The transmitter transmits signals to the receiver from a distance of 5m and above when functioning at its best. It was observed that the transmitting distance depends on the strength of the battery because it was observed that when the battery went low, the transmitter had to be brought closer to the receiver before the receiver picks the signal, but reverse is the case with a stronger batteries. Another factor that determines the frequency of transmission was discovered to be the values of the resistor and capacitor used at the transmitter stage. The AC was connected to the relay output, and it performed its normal operation of switching either “on” or “off”, whenever the transmitter button was pressed. The project was not only able to switch the mains power supply unit but, it could also be use to control (switch) the lighting unit of a room, and also to control any electronic or electrical device connected to its output.

 

 

Recommendation

 

Though the main objective of this project was achieved, the following can be made to improve on the performance and rating. A digital display may be included so as to show the voltage level coming into a given room. An automatic regulator unit could be included so that it regulates the incoming voltage or switch off an abnormal voltage. A solid-state relay (opto coupler) and other digital integrated circuits could be used to increase the rate of switching. Incorporating a unique sound alarm unit, that will come ON once there is an unusual voltage. On a final note, to improve the performance of the device, the output of the device should be regulated to properly handle variations in the power supply line.

 

 

References

 

1.      Ahmed M. S., Mohammed A. S., Onimole T. G., Attah P. O., Design and construction of a remote Controlled fan regulator, Leonardo Electronic Journal of Practices and Technologies, 2006, 9, p. 55-62.

2.      Nigel C., Practical electronics, Prentice – Hall, International (UK) Limited, London, 1997.

3.      Leonard S.B., Fundamentals of electrical engineering, Oxford University press, Inc New York, 1996.

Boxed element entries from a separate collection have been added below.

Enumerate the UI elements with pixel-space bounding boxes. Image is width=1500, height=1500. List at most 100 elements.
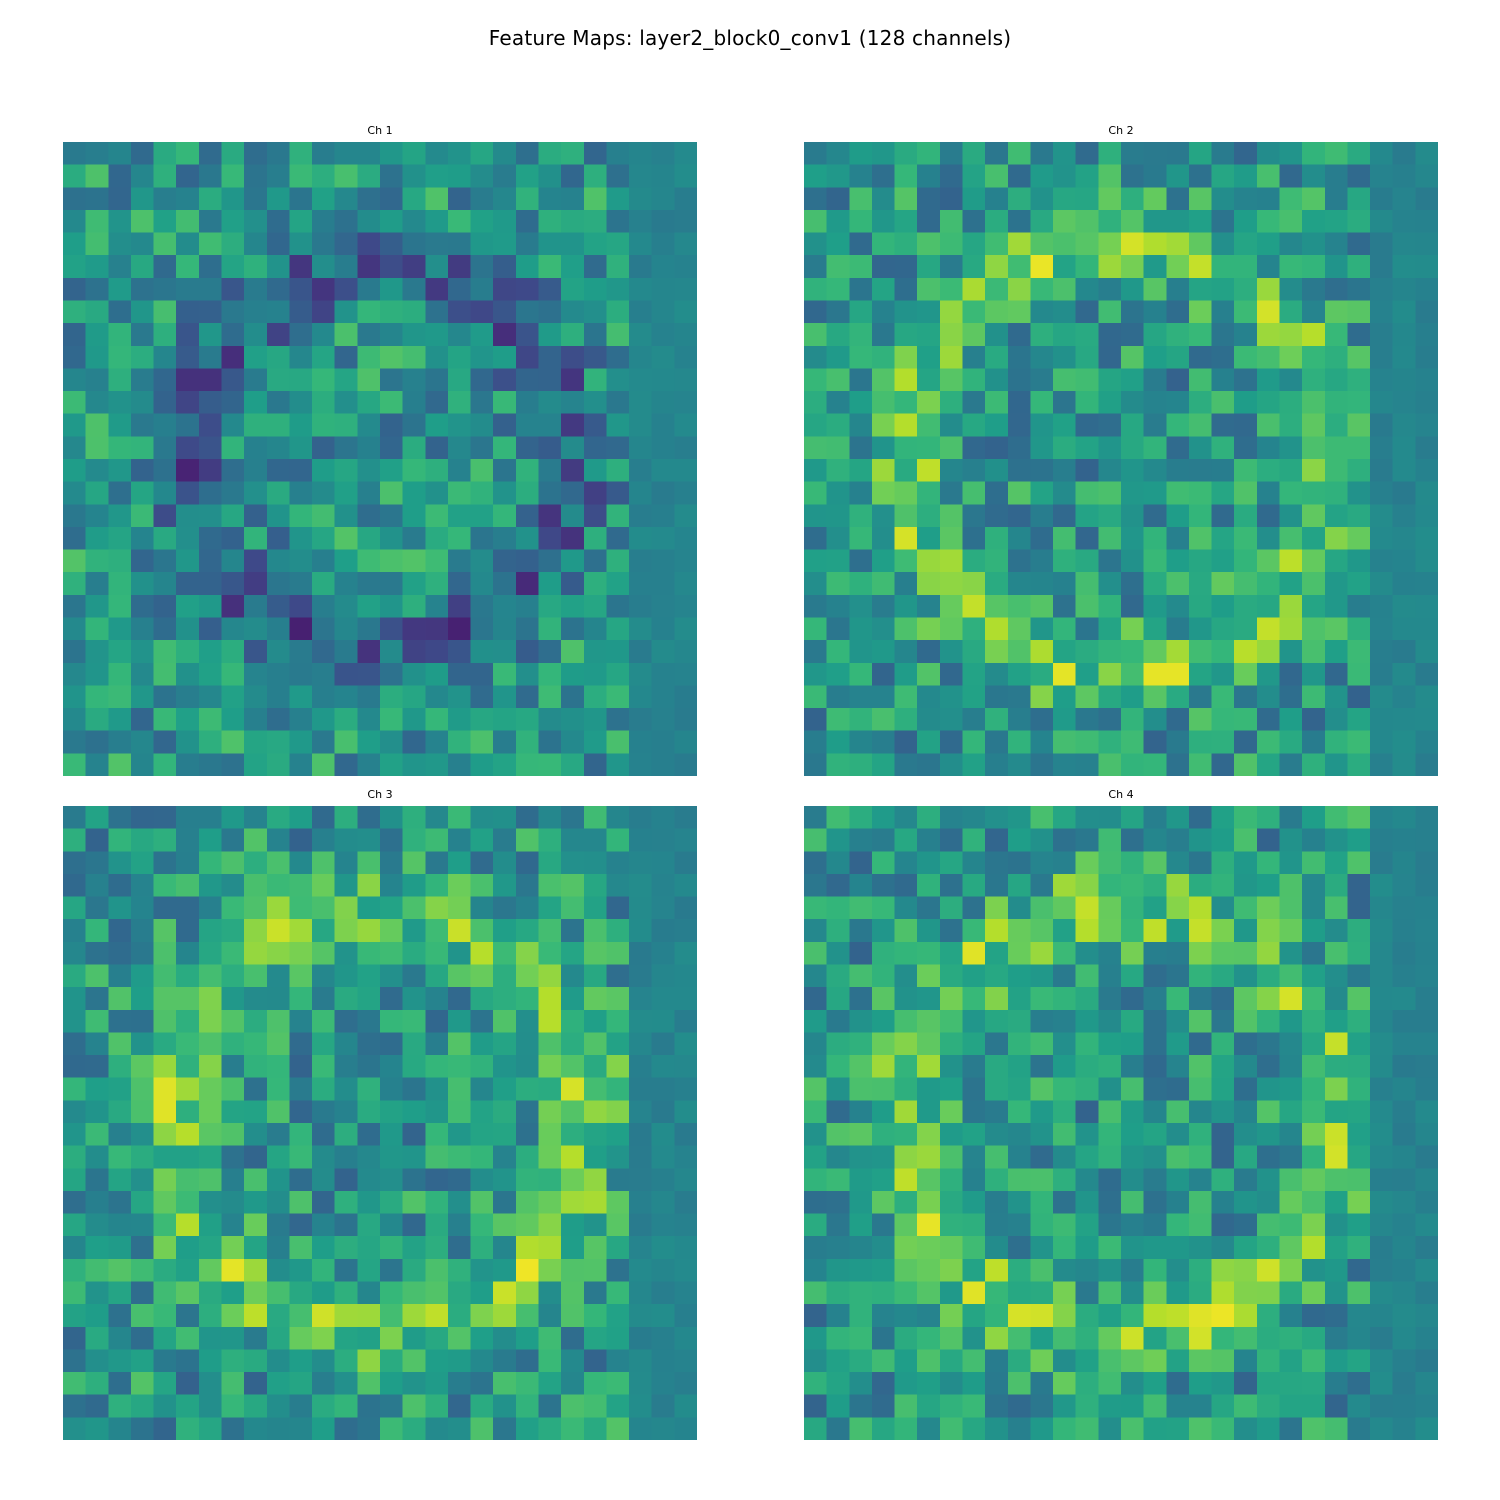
heatmap-cell	[871, 1372, 896, 1396]
heatmap-cell	[1324, 459, 1349, 483]
heatmap-cell	[425, 1258, 449, 1283]
heatmap-cell	[1415, 662, 1438, 687]
heatmap-cell	[674, 873, 697, 898]
heatmap-cell	[108, 730, 132, 754]
heatmap-cell	[674, 1304, 697, 1328]
heatmap-cell	[108, 572, 132, 596]
heatmap-cell	[515, 526, 540, 551]
heatmap-cell	[1234, 1055, 1258, 1079]
heatmap-cell	[1053, 232, 1077, 256]
heatmap-cell	[629, 828, 653, 852]
heatmap-cell	[402, 1281, 426, 1305]
heatmap-cell	[266, 526, 291, 551]
heatmap-cell	[804, 1100, 828, 1124]
heatmap-cell	[334, 436, 358, 460]
heatmap-cell	[1392, 851, 1416, 875]
heatmap-cell	[1053, 391, 1077, 415]
heatmap-cell	[85, 640, 109, 664]
heatmap-cell	[221, 1032, 245, 1056]
heatmap-cell	[1075, 300, 1099, 324]
heatmap-cell	[917, 300, 941, 324]
heatmap-cell	[153, 828, 177, 852]
heatmap-cell	[1121, 662, 1145, 687]
heatmap-cell	[266, 1145, 291, 1169]
heatmap-cell	[1279, 1236, 1303, 1260]
heatmap-cell	[1234, 828, 1258, 852]
heatmap-cell	[357, 526, 381, 551]
heatmap-cell	[357, 1077, 381, 1101]
heatmap-cell	[1415, 277, 1438, 302]
heatmap-cell	[1415, 459, 1438, 483]
heatmap-cell	[1121, 1190, 1145, 1215]
heatmap-cell	[493, 873, 517, 898]
heatmap-cell	[1075, 1123, 1099, 1147]
heatmap-cell	[939, 142, 964, 166]
heatmap-cell	[1143, 481, 1167, 505]
heatmap-cell	[108, 1417, 132, 1440]
heatmap-cell	[108, 1213, 132, 1237]
heatmap-cell	[1415, 1326, 1438, 1351]
heatmap-cell	[1075, 1168, 1099, 1192]
heatmap-cell	[425, 1145, 449, 1169]
heatmap-cell	[561, 1055, 585, 1079]
heatmap-cell	[1392, 1123, 1416, 1147]
heatmap-cell	[357, 919, 381, 943]
heatmap-cell	[312, 142, 336, 166]
heatmap-cell	[538, 873, 562, 898]
heatmap-cell	[538, 1236, 562, 1260]
heatmap-cell	[606, 1372, 630, 1396]
heatmap-cell	[244, 1100, 268, 1124]
heatmap-cell	[561, 617, 585, 641]
heatmap-cell	[402, 1349, 426, 1373]
heatmap-cell	[289, 941, 313, 966]
heatmap-cell	[380, 730, 404, 754]
heatmap-cell	[153, 1100, 177, 1124]
heatmap-cell	[176, 964, 200, 988]
heatmap-cell	[917, 662, 941, 687]
heatmap-cell	[1392, 459, 1416, 483]
heatmap-cell	[538, 640, 562, 664]
heatmap-cell	[804, 1394, 828, 1418]
heatmap-cell	[1075, 873, 1099, 898]
heatmap-cell	[176, 987, 200, 1011]
heatmap-cell	[153, 1281, 177, 1305]
heatmap-cell	[1143, 873, 1167, 898]
heatmap-cell	[894, 1417, 918, 1440]
heatmap-cell	[176, 323, 200, 347]
heatmap-cell	[1007, 1100, 1032, 1124]
heatmap-cell	[629, 1349, 653, 1373]
heatmap-cell	[515, 209, 540, 234]
heatmap-cell	[651, 1258, 675, 1283]
heatmap-cell	[1415, 572, 1438, 596]
heatmap-cell	[289, 896, 313, 920]
heatmap-cell	[606, 323, 630, 347]
heatmap-cell	[108, 685, 132, 709]
heatmap-cell	[871, 685, 896, 709]
heatmap-cell	[85, 572, 109, 596]
heatmap-cell	[674, 828, 697, 852]
heatmap-cell	[826, 828, 850, 852]
heatmap-cell	[606, 345, 630, 370]
heatmap-cell	[1211, 277, 1235, 302]
heatmap-cell	[583, 1123, 608, 1147]
heatmap-cell	[221, 142, 245, 166]
heatmap-cell	[917, 549, 941, 573]
heatmap-cell	[674, 232, 697, 256]
heatmap-cell	[962, 209, 986, 234]
heatmap-cell	[939, 1349, 964, 1373]
heatmap-cell	[629, 1145, 653, 1169]
heatmap-cell	[538, 1123, 562, 1147]
heatmap-cell	[962, 640, 986, 664]
heatmap-cell	[894, 481, 918, 505]
heatmap-cell	[561, 1168, 585, 1192]
heatmap-cell	[1324, 142, 1349, 166]
heatmap-cell	[289, 753, 313, 776]
heatmap-cell	[1007, 1145, 1032, 1169]
heatmap-cell	[1166, 1258, 1190, 1283]
heatmap-cell	[804, 730, 828, 754]
heatmap-cell	[244, 941, 268, 966]
heatmap-cell	[1098, 1145, 1122, 1169]
heatmap-cell	[493, 481, 517, 505]
heatmap-cell	[1053, 1100, 1077, 1124]
heatmap-cell	[470, 277, 494, 302]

4.      Tokhein L. Digital electronics, electrical and electronics series, Glencoe division of Macmillan, McGraw Hill School, 1994.

5.      Theraja B. L., Theraja A. K., Electrical Technology, 2002 Edition; S. Chand and Company Ltd. India, 2002.

6.      ECG Phillips, ECG Data Book, 1999.

7.      Horowitz P., Hill W., The art of Electronics; Low price Edition; Cambridge University Press; Great Britain, 1995.